An extraordinary decision.
Riddy
#3 Posted by Riddy on 23 Oct 2024 at 16:23 PM
Will it interrupt your view from your Ivory Tower ?
EM0
#4 Posted by EM0 on 23 Oct 2024 at 16:35 PM
As much as this industrial estate is no beauty spot, this is still a new level of ugly even for Glasgow! Clearing most of the land around and building a low density highly green village style would have been a much better option here! Sad days!
Roddy_
#5 Posted by Roddy_ on 24 Oct 2024 at 01:45 AM
Note also how the visualisations (in the planning app) assiduously avoid showing a person's eye view of the development side of the canal. This is because there is absolutely no active frontage of any description. Nothing, nowt, nada. Even the supposed public area is within the confines of a 'walled garden' which I guess can be safely closed off from undesirables after hours via the 2 bridge link walkways.
Brutally incongruous from a distance and patently disfunctional at close quarters. It is so desperately frustrating- it need not have been this way with some place leadership and design governance from the City and with a client like Scottish Opera but when even the vaguest of 'masterplans' for the area is ignored, what chance is there of creating something that could have addressed the canal edge in a positive and vibrant manner. It should have been host to a plethora doorways opening onto the canalside edge and wall buildings with windows all facing onto the water. One, two or perhaps three possible commercial units/cafes/public facing spaces onto the canal walkway would have fed the potential vibrance. Instead we have these strange coffin-shaped monliths with public access and spaces hidden away in undercrofts below the level of the canal. And then we wonder why canalsides/riversides are so much better in the Netherlands or Denmark or Germany (*insert pretty much anywhere else).
There has been some great stuff happening along the canal corridor which makes this even harder to take but it does feel like the City's newest busted flush to go alongside Hamiltonhill,Sighthill, Blackfriars and the last hurrahs of Collegelands. Very,very sad.
Peter
#6 Posted by Peter on 24 Oct 2024 at 10:36 AM
That'd be same fun seeing them detonated as Red Road carbuncles. Well done everyone involved for actively killing another part of the city.
devilish advocaat
#7 Posted by devilish advocaat on 24 Oct 2024 at 12:40 PM
We'd be in a much better place as a society if we could only get some of the blue sky thinkers from this online forum into practice. They make it all sound so simple, the professionals must be missing something.
Chris
#8 Posted by Chris on 25 Oct 2024 at 08:45 AM
#7 Public opinion on architecture doesn't have merit then? You don't have to be trained to understand that this is a poor response to the canal.
Fat Bloke on Tour
#9 Posted by Fat Bloke on Tour on 25 Oct 2024 at 12:26 PM
It is not a poor response to the canal -- it is an attempt to add something to a difficult sloping site.

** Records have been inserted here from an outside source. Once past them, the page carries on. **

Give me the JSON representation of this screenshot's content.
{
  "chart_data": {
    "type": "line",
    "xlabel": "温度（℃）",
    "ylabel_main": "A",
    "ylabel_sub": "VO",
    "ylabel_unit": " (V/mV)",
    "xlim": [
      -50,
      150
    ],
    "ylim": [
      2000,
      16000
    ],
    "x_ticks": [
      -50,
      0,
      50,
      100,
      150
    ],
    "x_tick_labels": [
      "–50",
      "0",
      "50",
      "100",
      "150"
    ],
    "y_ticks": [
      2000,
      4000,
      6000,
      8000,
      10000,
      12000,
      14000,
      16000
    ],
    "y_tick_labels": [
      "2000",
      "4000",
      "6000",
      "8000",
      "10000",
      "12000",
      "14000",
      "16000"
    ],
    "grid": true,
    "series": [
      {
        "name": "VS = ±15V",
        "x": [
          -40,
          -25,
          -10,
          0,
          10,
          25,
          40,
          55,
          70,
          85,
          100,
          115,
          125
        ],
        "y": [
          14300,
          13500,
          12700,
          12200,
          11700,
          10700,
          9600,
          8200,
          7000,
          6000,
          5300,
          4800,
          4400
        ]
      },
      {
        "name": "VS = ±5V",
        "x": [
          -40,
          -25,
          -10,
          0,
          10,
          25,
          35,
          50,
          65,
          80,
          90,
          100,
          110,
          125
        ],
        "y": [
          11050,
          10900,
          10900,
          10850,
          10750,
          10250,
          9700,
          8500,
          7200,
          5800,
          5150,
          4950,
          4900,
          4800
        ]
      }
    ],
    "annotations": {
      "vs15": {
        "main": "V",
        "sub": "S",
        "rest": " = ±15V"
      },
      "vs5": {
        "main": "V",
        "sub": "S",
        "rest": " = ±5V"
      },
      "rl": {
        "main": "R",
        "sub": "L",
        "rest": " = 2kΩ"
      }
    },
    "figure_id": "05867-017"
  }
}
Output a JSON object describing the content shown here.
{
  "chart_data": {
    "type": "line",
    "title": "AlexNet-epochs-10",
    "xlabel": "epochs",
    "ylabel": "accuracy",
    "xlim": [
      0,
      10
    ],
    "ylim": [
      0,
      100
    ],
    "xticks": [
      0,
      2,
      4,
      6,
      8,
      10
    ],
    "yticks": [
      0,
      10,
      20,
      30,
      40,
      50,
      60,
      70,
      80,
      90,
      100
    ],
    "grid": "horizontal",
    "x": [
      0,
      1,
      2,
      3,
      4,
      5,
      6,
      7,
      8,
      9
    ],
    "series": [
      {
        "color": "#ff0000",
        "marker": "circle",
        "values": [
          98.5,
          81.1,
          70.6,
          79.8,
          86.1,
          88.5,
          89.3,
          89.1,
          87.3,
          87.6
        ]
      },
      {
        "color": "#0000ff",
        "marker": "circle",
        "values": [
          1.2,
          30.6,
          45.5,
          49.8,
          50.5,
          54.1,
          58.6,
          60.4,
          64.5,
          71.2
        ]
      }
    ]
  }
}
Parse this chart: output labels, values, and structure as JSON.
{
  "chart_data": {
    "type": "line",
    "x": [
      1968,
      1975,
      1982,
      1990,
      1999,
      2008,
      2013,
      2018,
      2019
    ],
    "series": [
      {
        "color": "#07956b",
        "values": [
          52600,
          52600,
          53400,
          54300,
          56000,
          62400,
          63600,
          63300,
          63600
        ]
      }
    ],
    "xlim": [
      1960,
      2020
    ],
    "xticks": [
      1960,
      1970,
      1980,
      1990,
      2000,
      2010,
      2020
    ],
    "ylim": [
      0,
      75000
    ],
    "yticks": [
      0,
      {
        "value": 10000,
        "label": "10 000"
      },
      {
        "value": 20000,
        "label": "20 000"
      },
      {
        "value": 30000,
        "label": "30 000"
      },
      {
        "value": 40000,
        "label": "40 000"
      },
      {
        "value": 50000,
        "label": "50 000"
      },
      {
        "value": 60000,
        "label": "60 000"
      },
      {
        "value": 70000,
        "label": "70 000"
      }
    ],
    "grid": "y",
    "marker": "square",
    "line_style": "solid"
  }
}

The canal has its own challenges -- a port built halfway up a hill being one of them.

Contour canal in a city centre setting -- only one side was developed so only half a job done compared to other waterways in an urban setting. Glasgow cannot be an economy done at half chat so ScOpe have to be commended for making something of the other bank.

Plus set rental would appear to be a growing business. It might be middle class artisan manufacturing but at least it is manufacturing and if they want to grow using funds from these two sites then at least they are putting in the effort / thinking caps on..

If only they had replaced the Meadowside Granary with large scale buildings showing of this design vibe and colour palette.

My thoughts -- interesting solution / better than filler. Sleepy hollow area of the city that could develop nicely if change and investment are applauded rather than snowed under with complaints from the fat and happy.